Credited with significantly impacting bottom-line profitability wherever I have worked, I excel at streamlining less-than-efficient procedures to boost productivity and sales. Proactive management of crucial external relationships allowed me to increase revenue by 17% in one year. I also negotiated exclusive relationships in a key market segment, expanding the company's share of that segment by 66%.

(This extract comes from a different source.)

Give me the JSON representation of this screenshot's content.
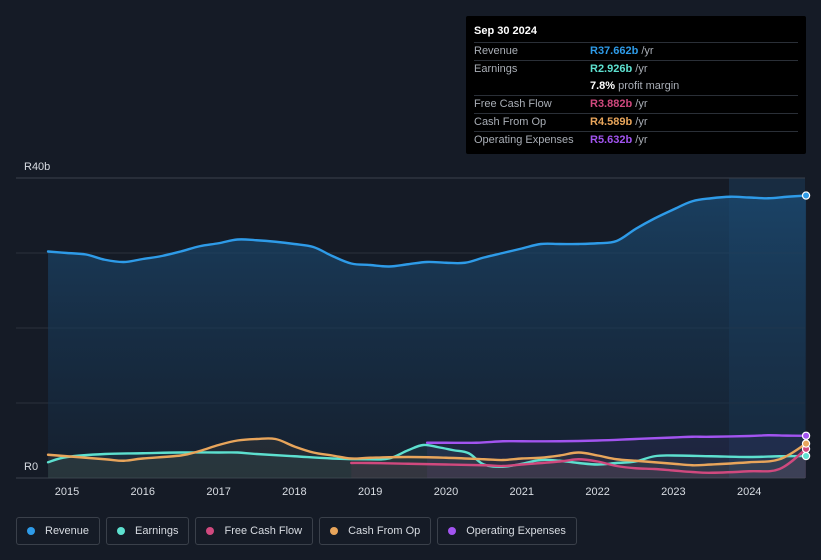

I know that my proven leadership skills, strong commitment to high ethical and professional standards, and flexibility in devising proactive responses to changing socioeconomic conditions would allow me to make a significant contribution to the [Company Name] team. I would welcome the chance to discuss my qualifications with you in greater detail. I know that you are busy, and have many applications to review. If you wish to schedule a meeting, please let me know. In the meantime, please know that I appreciate your time and consideration.

Sincerely,

Lucia Applicant

Sending an Email Cover Letter

If you send your cover letter via email, your goal will be the same – to show that your qualifications, achievements, and experience make you the best candidate for the management role. But, your delivery will be a little different, because real estate is at a premium in email communication. You need to get the hiring manager’s attention right off the bat and not let it go. Here’s how:

  • Use the subject line wisely. Your best bet is to list your name and job title in the subject line of the email message. This lessens the chances of your message getting caught in a spam filter and saves the hiring manager time – he or she will know what your message is about right away.
  • Keep it short and sweet. Three short paragraphs are plenty. More than that and you run the risk of losing their attention.
  • Skip the heading with your address and theirs, and instead include your contact information in your ​email signature. There’s no need to list the employer’s contact information.